CHARLESTON, W.Va. — State leaders responded Monday to the Environmental Protection Agency’s proposed carbon emission regulations, saying the rules will harm consumers and industry in West Virginia.
Monday marked the last day the EPA took public comments on the proposed regulations which seek to dramatically reduce carbon emissions over the next several years.
Though the rules have yet to go into effect, officials have warned they already have had a chilling effect on the state’s energy industry.
Gov. Earl Ray Tomblin and representatives of AEP and the West Virginia Coal Association held a press conference Monday afternoon in Charleston to announce he and state energy leaders had filed comments urging the federal government to back off from the proposed regulations.
Officials contend the rules are illegal as they double-regulate an industry already governed by the federal Clean Air Act.
“This proposed rule would have devastating impacts on the economy of our state and our nation,” Tomblin said. “Across West Virginia, we are already seeing real impacts of the current regulatory environment in which industry must operate, and we remain concerned that this irresponsible mandate will cause significant negative effects for West Virginians and our nation’s power grid.”
Attorney General Patrick Morrisey also announced Monday that West Virginia led a bipartisan group of 12 states in a major court brief that presents its case as to why the U.S. Environmental Protection Agency should declare illegal a settlement agreement in which EPA promised to issue its now-pending rule concerning existing coal-fired power plants.
The case is before the U.S. Court of Appeals in Washington, D.C. A ruling that the EPA made an unlawful commitment could force the agency to abandon the pending rule, Morrisey said.
“This filing represents a major, critical step in our office’s efforts to protect West Virginia’s coal jobs and its economy,” Morrisey said. “We will not allow the Obama Administration’s overreach to affect the thousands of people who depend on this state’s coal industry to provide for their families, or affect the hardworking residents who will be subjected to higher energy costs should this flawed rule go forward.”
Gene Trisko, an attorney who represents labor and industry clients in energy and environmental matters and who helped with the reauthorization of the Clean Air Act in 1990, said the nation’s power grid will be unable to meet demand if coal-fired power plants continue to close as a result of EPA regulations.
In a recent interview with The Parkersburg News and Sentinel, Trisko warned the EPA’s proposed regulations would have an adverse effect on the energy industry and West Virginia in particular, as well as jeopardizing the nation’s energy grid.
Trisko said as coal-powered plants close because they cannot operate under the regulatory climate, there will not be enough new plants opening to continue supplying power to consumers.
“You are dropping about 12 percent of the national generation capacity,” he said, “and that is what gives concern to the reliability of the grid.”
Trisko said a 2013 national power grid reliability report predicted electricity shortfalls spreading throughout the country by 2023, and “that analysis was done before the EPA clean power plan was proposed.”
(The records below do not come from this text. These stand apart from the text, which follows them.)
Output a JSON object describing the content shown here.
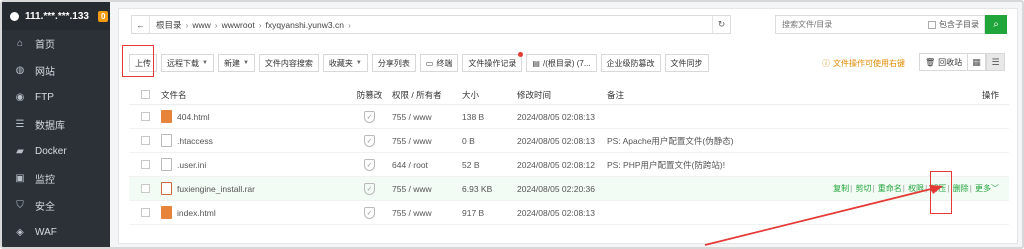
{
  "sidebar": {
    "host": "111.***.***.133",
    "badge": "0",
    "items": [
      {
        "label": "首页",
        "icon": "home-icon"
      },
      {
        "label": "网站",
        "icon": "globe-icon"
      },
      {
        "label": "FTP",
        "icon": "ftp-icon"
      },
      {
        "label": "数据库",
        "icon": "database-icon"
      },
      {
        "label": "Docker",
        "icon": "docker-icon"
      },
      {
        "label": "监控",
        "icon": "monitor-icon"
      },
      {
        "label": "安全",
        "icon": "security-icon"
      },
      {
        "label": "WAF",
        "icon": "waf-icon"
      }
    ]
  },
  "path": {
    "crumbs": [
      "根目录",
      "www",
      "wwwroot",
      "fxyqyanshi.yunw3.cn"
    ]
  },
  "search": {
    "placeholder": "搜索文件/目录",
    "subdir_label": "包含子目录"
  },
  "toolbar": {
    "upload": "上传",
    "remote_download": "远程下载",
    "new": "新建",
    "content_search": "文件内容搜索",
    "favorites": "收藏夹",
    "share_list": "分享列表",
    "terminal": "终端",
    "file_log": "文件操作记录",
    "root_dir": "/(根目录) (7...",
    "enterprise_tamper": "企业级防篡改",
    "file_sync": "文件同步"
  },
  "hint": "文件操作可使用右键",
  "recycle": "回收站",
  "table": {
    "headers": {
      "name": "文件名",
      "anti": "防篡改",
      "perm": "权限 / 所有者",
      "size": "大小",
      "time": "修改时间",
      "note": "备注",
      "ops": "操作"
    },
    "rows": [
      {
        "name": "404.html",
        "type": "html",
        "perm": "755 / www",
        "size": "138 B",
        "time": "2024/08/05 02:08:13",
        "note": ""
      },
      {
        "name": ".htaccess",
        "type": "cfg",
        "perm": "755 / www",
        "size": "0 B",
        "time": "2024/08/05 02:08:13",
        "note": "PS: Apache用户配置文件(伪静态)"
      },
      {
        "name": ".user.ini",
        "type": "cfg",
        "perm": "644 / root",
        "size": "52 B",
        "time": "2024/08/05 02:08:12",
        "note": "PS: PHP用户配置文件(防跨站)!"
      },
      {
        "name": "fuxiengine_install.rar",
        "type": "rar",
        "perm": "755 / www",
        "size": "6.93 KB",
        "time": "2024/08/05 02:20:36",
        "note": ""
      },
      {
        "name": "index.html",
        "type": "html",
        "perm": "755 / www",
        "size": "917 B",
        "time": "2024/08/05 02:08:13",
        "note": ""
      }
    ],
    "row_ops": {
      "copy": "复制",
      "cut": "剪切",
      "rename": "重命名",
      "perm": "权限",
      "unzip": "解压",
      "delete": "删除",
      "more": "更多"
    }
  },
  "colors": {
    "accent": "#20a53a",
    "sidebar_bg": "#2c3138",
    "annotation": "#e53935",
    "badge": "#f39c12",
    "hint": "#e08a00"
  }
}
Trisko said much the EPA’s plan is based on projected energy savings due to energy efficiency, but those estimates he said are too
“I don’t think that energy efficiency programs are going to be effective on a widespread basis, not to the extent the EPA is expecting,” he said. “Many consumers simply cannot afford the investments with long payback periods we see with energy efficiency improvements.”
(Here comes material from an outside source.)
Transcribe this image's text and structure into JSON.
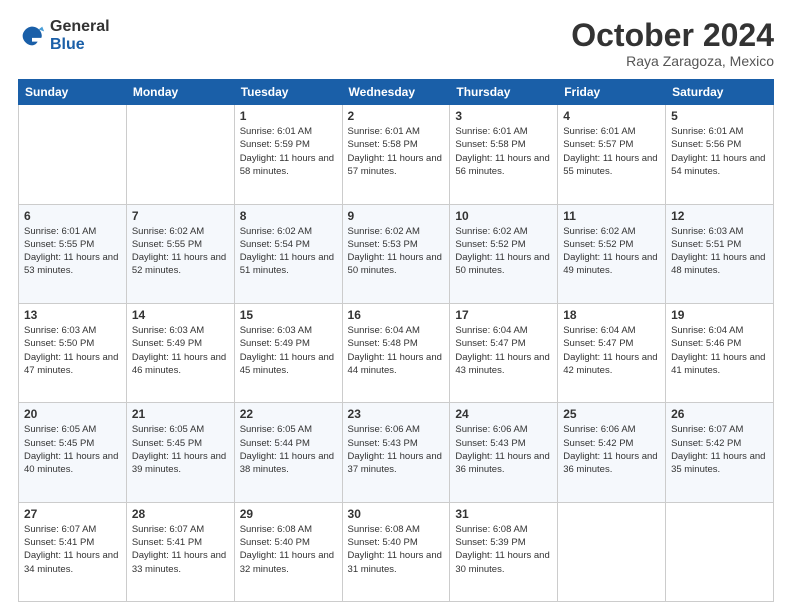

In 2013, Trisko testified before Congress concerning rising energy costs for families, citing a report which said the cost was rapidly outpacing residents’ incomes.
The West Virginia Coal Association last week cited an industry-funded study, “Energy Market Impacts of Recent Federal Regulations on the Electric Power Sector,” which showed the EPA-regulated changes will dramatically increase consumer costs in the next six years.
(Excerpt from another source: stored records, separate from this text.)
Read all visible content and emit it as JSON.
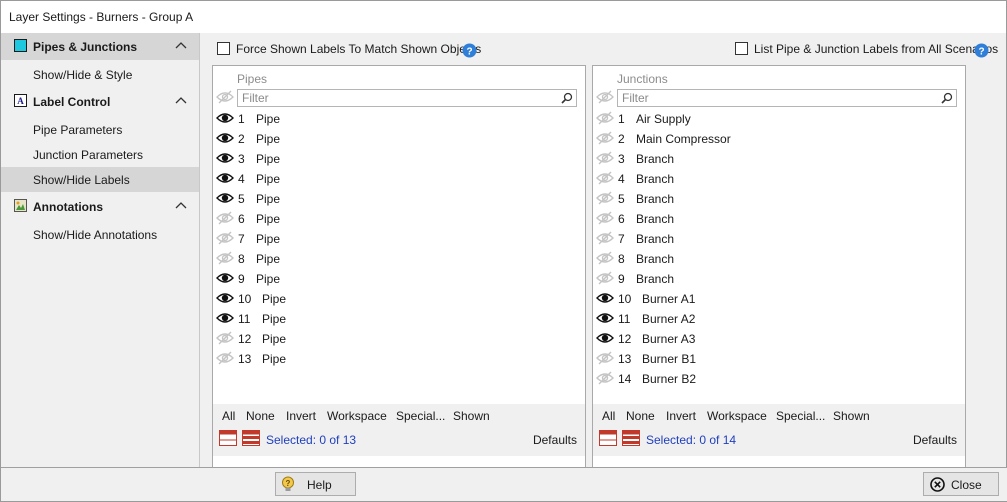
{
  "window": {
    "title": "Layer Settings - Burners - Group A"
  },
  "sidebar": {
    "sections": [
      {
        "label": "Pipes & Junctions",
        "items": [
          "Show/Hide & Style"
        ]
      },
      {
        "label": "Label Control",
        "items": [
          "Pipe Parameters",
          "Junction Parameters",
          "Show/Hide Labels"
        ]
      },
      {
        "label": "Annotations",
        "items": [
          "Show/Hide Annotations"
        ]
      }
    ],
    "active_item": "Show/Hide Labels"
  },
  "options": {
    "force_labels": {
      "label": "Force Shown Labels To Match Shown Objects",
      "checked": false
    },
    "list_all_scenarios": {
      "label": "List Pipe & Junction Labels from All Scenarios",
      "checked": false
    }
  },
  "pipes": {
    "title": "Pipes",
    "filter_placeholder": "Filter",
    "rows": [
      {
        "num": "1",
        "name": "Pipe",
        "visible": true
      },
      {
        "num": "2",
        "name": "Pipe",
        "visible": true
      },
      {
        "num": "3",
        "name": "Pipe",
        "visible": true
      },
      {
        "num": "4",
        "name": "Pipe",
        "visible": true
      },
      {
        "num": "5",
        "name": "Pipe",
        "visible": true
      },
      {
        "num": "6",
        "name": "Pipe",
        "visible": false
      },
      {
        "num": "7",
        "name": "Pipe",
        "visible": false
      },
      {
        "num": "8",
        "name": "Pipe",
        "visible": false
      },
      {
        "num": "9",
        "name": "Pipe",
        "visible": true
      },
      {
        "num": "10",
        "name": "Pipe",
        "visible": true
      },
      {
        "num": "11",
        "name": "Pipe",
        "visible": true
      },
      {
        "num": "12",
        "name": "Pipe",
        "visible": false
      },
      {
        "num": "13",
        "name": "Pipe",
        "visible": false
      }
    ],
    "actions": [
      "All",
      "None",
      "Invert",
      "Workspace",
      "Special...",
      "Shown"
    ],
    "selected_text": "Selected: 0 of 13",
    "defaults_label": "Defaults"
  },
  "junctions": {
    "title": "Junctions",
    "filter_placeholder": "Filter",
    "rows": [
      {
        "num": "1",
        "name": "Air Supply",
        "visible": false
      },
      {
        "num": "2",
        "name": "Main Compressor",
        "visible": false
      },
      {
        "num": "3",
        "name": "Branch",
        "visible": false
      },
      {
        "num": "4",
        "name": "Branch",
        "visible": false
      },
      {
        "num": "5",
        "name": "Branch",
        "visible": false
      },
      {
        "num": "6",
        "name": "Branch",
        "visible": false
      },
      {
        "num": "7",
        "name": "Branch",
        "visible": false
      },
      {
        "num": "8",
        "name": "Branch",
        "visible": false
      },
      {
        "num": "9",
        "name": "Branch",
        "visible": false
      },
      {
        "num": "10",
        "name": "Burner A1",
        "visible": true
      },
      {
        "num": "11",
        "name": "Burner A2",
        "visible": true
      },
      {
        "num": "12",
        "name": "Burner A3",
        "visible": true
      },
      {
        "num": "13",
        "name": "Burner B1",
        "visible": false
      },
      {
        "num": "14",
        "name": "Burner B2",
        "visible": false
      }
    ],
    "actions": [
      "All",
      "None",
      "Invert",
      "Workspace",
      "Special...",
      "Shown"
    ],
    "selected_text": "Selected: 0 of 14",
    "defaults_label": "Defaults"
  },
  "buttons": {
    "help": "Help",
    "close": "Close"
  },
  "icons": {
    "eye_visible": "eye-icon",
    "eye_hidden": "eye-slash-icon",
    "help": "question-circle-icon"
  },
  "colors": {
    "accent_blue": "#1f3fbf",
    "help_blue": "#2f7fd8",
    "active_item_bg": "#d6d6d6"
  }
}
Overall, the study projects a $177 billion increase in electricity costs and a $107 billion increase in natural gas costs in 2020 compared with 2012 when the cumulative effects of EPA regulations and energy market impacts are analyzed.
“These costs are simply not bearable by West Virginia families and businesses, that have already seen the loss of tens of thousands of jobs and literally hundreds of millions of dollars to the state’s economy,” said Chris Hamilton, senior vice president of the West Virginia Coal Association, said last week in a press release. “We have warned about this ‘perfect storm’ for the past six years. Now the storm is no longer out there over the horizon. It is hitting us now. And it isn’t just hitting us. This storm will impact the entire country and the result will be more more lasting and more catastrophic than any hurricane.”
The West Virginia Coal Association is based in Charleston and represents about 95 percent of the state’s coal production.